Mr Faulding said: "We’ve done our job and we’ve cleared the areas that we were tasked with by Lancashire Police and we are happy that there is nothing in that water." However, Mr Faulding emphasised that does not mean Nicola did not go into the water, with different search teams expanding out towards the estuary and sea at Morecambe.
On the eve of beginning their efforts on Sunday, he said he was confident if she had fallen in by the bench and drowned, her body would have been snagged within 500 metres. Mr Faulding continued: "Along with our searches and the police dive searches along that particular stretch of river from the weir up to the caravan park we are 100 percent confident that Nicola is not in that stretch of water.
"Going down river, we’ve searched an area to a bridge. We could not find anything at all in that stretch of water after many long hours. We’re doing this long days, and the police search continues to search the river down to the sea."
Asked how Nicola's husband Paul was today, Mr Faulding said he's "clearly upset". He added: "He was stunned, really. He just wants to know where his partner is. He’s an upset man.
"The family just wanted to come up and talk to me and see progress and how we’d done and Paul wanted to go up to the bench again to see the area.
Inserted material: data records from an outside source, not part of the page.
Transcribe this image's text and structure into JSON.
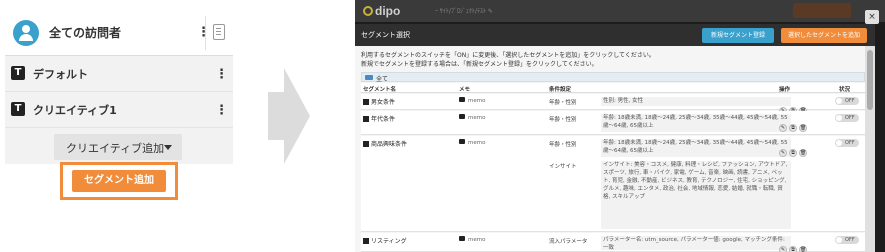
{
  "left_panel": {
    "visitor_label": "全ての訪問者",
    "segments": [
      "デフォルト",
      "クリエイティブ1"
    ],
    "creative_add_label": "クリエイティブ追加",
    "segment_add_label": "セグメント追加",
    "badge_letter": "T",
    "kebab": "⋮"
  },
  "right_window": {
    "logo": "dipo",
    "topbar_text": "ｰ ｻｲﾄ/ﾌﾟﾛｼﾞｪｸﾄ/ﾃｽﾄ ✎",
    "close": "×",
    "modal_title": "セグメント選択",
    "new_segment_button": "新規セグメント登録",
    "add_selected_button": "選択したセグメントを追加",
    "instructions": [
      "利用するセグメントのスイッチを「ON」に変更後、「選択したセグメントを追加」をクリックしてください。",
      "新規でセグメントを登録する場合は、「新規セグメント登録」をクリックしてください。"
    ],
    "folder_label": "全て",
    "table_headers": [
      "セグメント名",
      "メモ",
      "条件設定",
      "",
      "操作",
      "状況"
    ],
    "rows": [
      {
        "name": "男女条件",
        "memo": "memo",
        "conditions": [
          {
            "key": "年齢・性別",
            "value": "性別: 男性, 女性"
          }
        ],
        "toggle": "OFF"
      },
      {
        "name": "年代条件",
        "memo": "memo",
        "conditions": [
          {
            "key": "年齢・性別",
            "value": "年齢: 18歳未満, 18歳〜24歳, 25歳〜34歳, 35歳〜44歳, 45歳〜54歳, 55歳〜64歳, 65歳以上"
          }
        ],
        "toggle": "OFF"
      },
      {
        "name": "商品興味条件",
        "memo": "memo",
        "conditions": [
          {
            "key": "年齢・性別",
            "value": "年齢: 18歳未満, 18歳〜24歳, 25歳〜34歳, 35歳〜44歳, 45歳〜54歳, 55歳〜64歳, 65歳以上"
          },
          {
            "key": "インサイト",
            "value": "インサイト: 美容・コスメ, 健康, 料理・レシピ, ファッション, アウトドア, スポーツ, 旅行, 車・バイク, 家電, ゲーム, 音楽, 映画, 読書, アニメ, ペット, 育児, 金融, 不動産, ビジネス, 教育, テクノロジー, 住宅, ショッピング, グルメ, 趣味, エンタメ, 政治, 社会, 地域情報, 恋愛, 結婚, 就職・転職, 資格, スキルアップ"
          }
        ],
        "toggle": "OFF"
      },
      {
        "name": "リスティング",
        "memo": "memo",
        "conditions": [
          {
            "key": "流入パラメータ",
            "value": "パラメーター名: utm_source, パラメーター値: google, マッチング条件: 一致"
          }
        ],
        "toggle": "OFF"
      }
    ]
  },
  "colors": {
    "accent_blue": "#3aa0cc",
    "accent_orange": "#f08c3a"
  }
}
I walked up with Paul and explained to him this is where we’ve searched and I told Paul that we’d cleared from the weir up to about another mile up river, a long way up the river."
He said Nicola's family was "grateful" for the work SGI did - which they offered completely free of charge - but "it's difficult". Police said the search for the mum-of-two will continue.
Search teams from Lancashire Police and the Coastguard, including divers, are now focusing on the 10 miles or so of river downstream of the bench, where the River Wyre empties into the sea at Morecambe Bay. Superintendent Sally Riley, of Lancashire Police, described the search as “unprecedented”, with 40 detectives following 500 lines of inquiry, with thousands of pieces of information coming in from the public.
And officers were trying to trace dashcam footage from 700 drivers who went through the village on the morning Nicola disappeared. But Supt Riley ruled out criminal or third-party involvement and on Tuesday reiterated the police’s belief that Nicola had fallen into the river, with her body still unrecovered and police treating the incident as a missing person inquiry.